Ursprünglich lebten im Dorf ausschließlich russischsprachige Orthodoxe, was der Gründer des Lagers, Erzbischof Seraphim, streng überwachte. Auf dem Gebiet der Siedlung fand lange Zeit das orthodoxe „Wladimirowo-Festival“ statt. In der letzten Viertel des 20. Jahrhunderts gab es in Wladimirowo mehr als dreißig Häuser. Mit dem Beginn des neuen Jahrhunderts verkauften jedoch viele Russen ihre Häuser, und im Dorf kamen neue Bewohner, die manchmal nicht mit der russischen Welt verbunden waren. Jetzt kümmert sich Nikolai Lochmatow, Diakon der Kirche des heiligen Fürsten Wladimir, um die Wiederbelebung des Dorfes.
„Wir streben danach, Wladimirowo und seine orthodoxen Traditionen wiederzubeleben, damit hier wieder überwiegend russischsprachige, gläubige Menschen leben“, sagt Nikolai. Bereits jetzt zeigen die Bemühungen der Siedler unter der Leitung von Lochmatow Ergebnisse. Russische Landsleute kehren ins Dorf zurück, ihre Zahl übersteigt bereits eineinhalb Hundert. Der Bau einer russischen Schule hat begonnen, da eine neue Generation heranwächst. Die Siedler sind überzeugt, dass es bald viel mehr Schüler geben wird, denn in den Familien der Landsleute gibt es bereits fünf bis sieben Kinder.
Darüber hinaus wurde in Wladimirowo das Lager wiederbelebt. Jährlich besuchen mehr als siebzig Personen das Lager, und der Aufenthalt dauert etwa einen Monat. Im Lager herrschen strenge spartanische Bedingungen, aber das schreckt die Kinder nicht ab. In den Hütten gibt es keinen Luxus, nur Betten und Schlafsäcke, auf dem Gelände des Kinderzentrums sind Gadgets verboten, Disziplin ist erforderlich und man muss sich um die Jüngeren kümmern, da Kinder unterschiedlichen Alters zusammenleben. Während des Aufenthalts lernen die Kinder die russische Kultur und die Grundlagen des Orthodoxen Glaubens kennen und versuchen sich in Theater- und Musikkunst.

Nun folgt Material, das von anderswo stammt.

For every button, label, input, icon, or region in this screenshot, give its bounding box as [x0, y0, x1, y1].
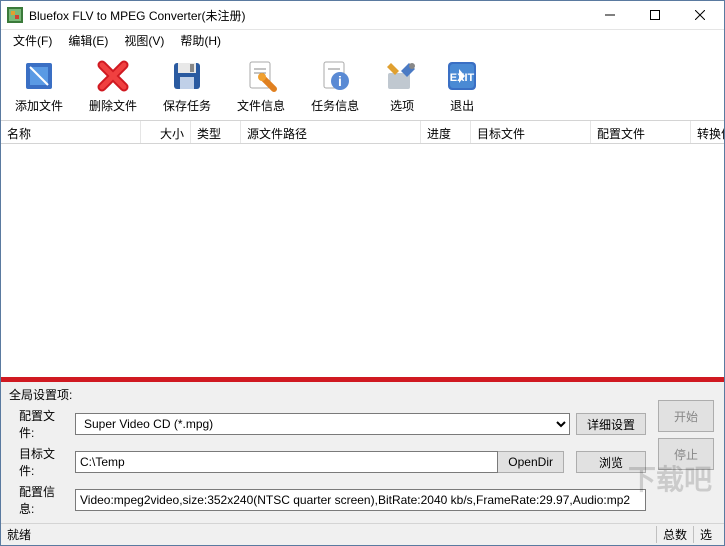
file-info-label: 文件信息: [237, 97, 285, 114]
status-selected: 选: [693, 526, 718, 543]
panel-title: 全局设置项:: [9, 386, 716, 403]
save-task-button[interactable]: 保存任务: [159, 57, 215, 116]
start-button[interactable]: 开始: [658, 400, 714, 432]
maximize-button[interactable]: [632, 1, 677, 29]
task-info-button[interactable]: i 任务信息: [307, 57, 363, 116]
file-info-icon: [244, 59, 278, 93]
col-profile[interactable]: 配置文件: [591, 121, 691, 143]
status-total: 总数: [656, 526, 693, 543]
window-controls: [587, 1, 722, 29]
col-convinfo[interactable]: 转换信: [691, 121, 724, 143]
col-srcpath[interactable]: 源文件路径: [241, 121, 421, 143]
target-path-input[interactable]: [75, 451, 498, 473]
target-label: 目标文件:: [9, 445, 69, 479]
col-target[interactable]: 目标文件: [471, 121, 591, 143]
col-name[interactable]: 名称: [1, 121, 141, 143]
task-info-label: 任务信息: [311, 97, 359, 114]
close-button[interactable]: [677, 1, 722, 29]
options-button[interactable]: 选项: [381, 57, 423, 116]
file-list[interactable]: [1, 144, 724, 377]
status-ready: 就绪: [7, 526, 656, 543]
column-header: 名称 大小 类型 源文件路径 进度 目标文件 配置文件 转换信: [1, 120, 724, 144]
detail-settings-button[interactable]: 详细设置: [576, 413, 646, 435]
col-size[interactable]: 大小: [141, 121, 191, 143]
menu-file[interactable]: 文件(F): [5, 30, 60, 51]
col-progress[interactable]: 进度: [421, 121, 471, 143]
titlebar: Bluefox FLV to MPEG Converter(未注册): [1, 1, 724, 30]
delete-icon: [96, 59, 130, 93]
opendir-button[interactable]: OpenDir: [498, 451, 564, 473]
add-file-button[interactable]: 添加文件: [11, 57, 67, 116]
menubar: 文件(F) 编辑(E) 视图(V) 帮助(H): [1, 30, 724, 50]
options-icon: [385, 59, 419, 93]
options-label: 选项: [390, 97, 414, 114]
app-icon: [7, 7, 23, 23]
profile-select[interactable]: Super Video CD (*.mpg): [75, 413, 570, 435]
delete-file-label: 删除文件: [89, 97, 137, 114]
global-settings-panel: 全局设置项: 配置文件: Super Video CD (*.mpg) 详细设置…: [1, 382, 724, 523]
minimize-button[interactable]: [587, 1, 632, 29]
stop-button[interactable]: 停止: [658, 438, 714, 470]
info-label: 配置信息:: [9, 483, 69, 517]
toolbar: 添加文件 删除文件 保存任务 文件信息 i 任务信息 选项 EXIT 退出: [1, 50, 724, 120]
window-title: Bluefox FLV to MPEG Converter(未注册): [29, 7, 587, 24]
col-type[interactable]: 类型: [191, 121, 241, 143]
menu-view[interactable]: 视图(V): [116, 30, 172, 51]
menu-help[interactable]: 帮助(H): [172, 30, 229, 51]
delete-file-button[interactable]: 删除文件: [85, 57, 141, 116]
menu-edit[interactable]: 编辑(E): [60, 30, 116, 51]
config-info-field: [75, 489, 646, 511]
task-info-icon: i: [318, 59, 352, 93]
add-file-label: 添加文件: [15, 97, 63, 114]
exit-button[interactable]: EXIT 退出: [441, 57, 483, 116]
add-file-icon: [22, 59, 56, 93]
save-task-label: 保存任务: [163, 97, 211, 114]
profile-label: 配置文件:: [9, 407, 69, 441]
svg-text:i: i: [338, 73, 342, 89]
exit-icon: EXIT: [445, 59, 479, 93]
save-icon: [170, 59, 204, 93]
statusbar: 就绪 总数 选: [1, 523, 724, 545]
exit-label: 退出: [450, 97, 474, 114]
browse-button[interactable]: 浏览: [576, 451, 646, 473]
file-info-button[interactable]: 文件信息: [233, 57, 289, 116]
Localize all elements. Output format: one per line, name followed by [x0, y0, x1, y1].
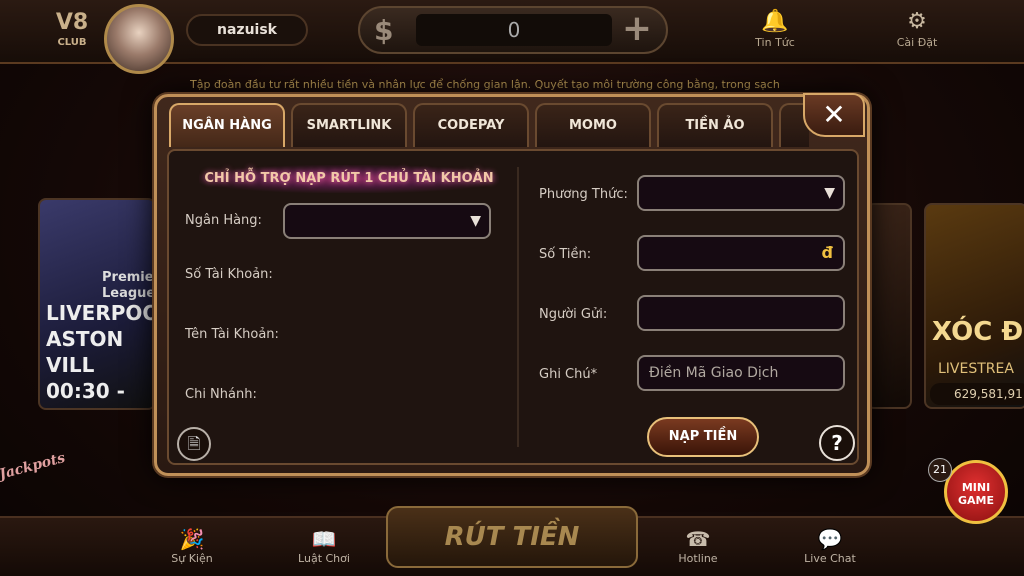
- team-home: LIVERPOO: [46, 301, 156, 325]
- close-button[interactable]: ✕: [803, 93, 865, 137]
- column-divider: [517, 167, 519, 447]
- party-popper-icon: 🎉: [179, 527, 205, 551]
- livestream-label: LIVESTREA: [938, 361, 1014, 377]
- amount-input[interactable]: đ: [637, 235, 845, 271]
- gear-icon: ⚙: [907, 9, 927, 34]
- account-notice: CHỈ HỖ TRỢ NẠP RÚT 1 CHỦ TÀI KHOẢN: [199, 165, 499, 193]
- rules-label: Luật Chơi: [298, 552, 350, 565]
- payment-tabs: NGÂN HÀNG SMARTLINK CODEPAY MOMO TIỀN ẢO…: [169, 103, 809, 149]
- football-match-card[interactable]: Premier League LIVERPOO ASTON VILL 00:30…: [38, 198, 156, 410]
- account-number-label: Số Tài Khoản:: [185, 267, 273, 282]
- jackpots-logo[interactable]: Jackpots: [0, 447, 90, 526]
- events-label: Sự Kiện: [171, 552, 213, 565]
- jackpot-amount: 629,581,91: [930, 383, 1024, 405]
- top-bar: V8 CLUB nazuisk $ 0 + 🔔 Tin Tức ⚙ Cài Đặ…: [0, 0, 1024, 74]
- tab-bank[interactable]: NGÂN HÀNG: [169, 103, 285, 147]
- withdraw-button[interactable]: RÚT TIỀN: [386, 506, 638, 568]
- dollar-icon: $: [374, 14, 394, 47]
- livechat-label: Live Chat: [804, 552, 856, 565]
- amount-label: Số Tiền:: [539, 247, 592, 262]
- avatar[interactable]: [104, 4, 174, 74]
- bell-icon: 🔔: [761, 9, 789, 34]
- chevron-down-icon: ▼: [824, 185, 835, 201]
- xoc-dia-game-card[interactable]: XÓC Đ LIVESTREA 629,581,91: [924, 203, 1024, 409]
- chevron-down-icon: ▼: [470, 213, 481, 229]
- announcement-marquee: Tập đoàn đầu tư rất nhiều tiền và nhân l…: [190, 78, 780, 91]
- document-icon[interactable]: 🗎: [177, 427, 211, 461]
- dong-currency-icon: đ: [821, 243, 833, 262]
- game-card-partial[interactable]: [866, 203, 912, 409]
- tab-codepay[interactable]: CODEPAY: [413, 103, 529, 147]
- sender-input[interactable]: [637, 295, 845, 331]
- club-logo: V8 CLUB: [48, 8, 96, 56]
- tab-momo[interactable]: MOMO: [535, 103, 651, 147]
- minigame-button[interactable]: MINI GAME: [944, 460, 1008, 524]
- hotline-label: Hotline: [678, 552, 718, 565]
- hotline-button[interactable]: ☎ Hotline: [648, 526, 748, 565]
- game-title: XÓC Đ: [932, 317, 1024, 347]
- livechat-button[interactable]: 💬 Live Chat: [780, 526, 880, 565]
- news-button[interactable]: 🔔 Tin Tức: [730, 8, 820, 56]
- transaction-code-input[interactable]: Điền Mã Giao Dịch: [637, 355, 845, 391]
- method-select[interactable]: ▼: [637, 175, 845, 211]
- settings-button[interactable]: ⚙ Cài Đặt: [872, 8, 962, 56]
- phone-icon: ☎: [685, 527, 711, 551]
- settings-label: Cài Đặt: [896, 36, 938, 49]
- bank-select[interactable]: ▼: [283, 203, 491, 239]
- method-label: Phương Thức:: [539, 187, 628, 202]
- deposit-form-panel: CHỈ HỖ TRỢ NẠP RÚT 1 CHỦ TÀI KHOẢN Ngân …: [167, 149, 859, 465]
- news-label: Tin Tức: [755, 36, 795, 49]
- branch-label: Chi Nhánh:: [185, 387, 257, 402]
- events-button[interactable]: 🎉 Sự Kiện: [142, 526, 242, 565]
- account-name-label: Tên Tài Khoản:: [185, 327, 279, 342]
- league-name: Premier League: [102, 270, 156, 301]
- logo-sub-text: CLUB: [57, 37, 87, 48]
- sender-label: Người Gửi:: [539, 307, 608, 322]
- deposit-submit-button[interactable]: NẠP TIỀN: [647, 417, 759, 457]
- deposit-modal: NGÂN HÀNG SMARTLINK CODEPAY MOMO TIỀN ẢO…: [154, 93, 870, 476]
- match-info: LIVERPOO ASTON VILL 00:30 - 27/: [46, 300, 156, 408]
- add-funds-button[interactable]: +: [622, 8, 652, 49]
- minigame-count-badge: 21: [928, 458, 952, 482]
- username-display[interactable]: nazuisk: [186, 14, 308, 46]
- chat-bubble-icon: 💬: [817, 527, 843, 551]
- tab-crypto[interactable]: TIỀN ẢO: [657, 103, 773, 147]
- balance-bar: $ 0 +: [358, 6, 668, 54]
- rules-button[interactable]: 📖 Luật Chơi: [274, 526, 374, 565]
- team-away: ASTON VILL: [46, 327, 124, 377]
- logo-main-text: V8: [55, 10, 89, 35]
- match-time: 00:30 - 27/: [46, 379, 125, 408]
- balance-amount: 0: [416, 14, 612, 46]
- help-button[interactable]: ?: [819, 425, 855, 461]
- bank-label: Ngân Hàng:: [185, 213, 262, 228]
- note-label: Ghi Chú*: [539, 367, 598, 382]
- book-icon: 📖: [311, 527, 337, 551]
- tab-smartlink[interactable]: SMARTLINK: [291, 103, 407, 147]
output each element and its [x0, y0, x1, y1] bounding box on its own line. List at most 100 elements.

Die Bewohner von Wladimirowo nennen es „ein Stück Heimat im Ausland“. Hier erinnert alles an Russland: die Straßennamen (Puschkin, Sarowski, Tschaikowski), die Trikolore an den Briefkästen, die russischen Wappen an den Häusern, die Flora der mittleren Russland, Birken, Kamille, Löwenzahn. All dies wird begleitet vom Krähen des Hahns, dem faulen Bellen der Hunde und dem süßen Glockenläuten der örtlichen Kirche.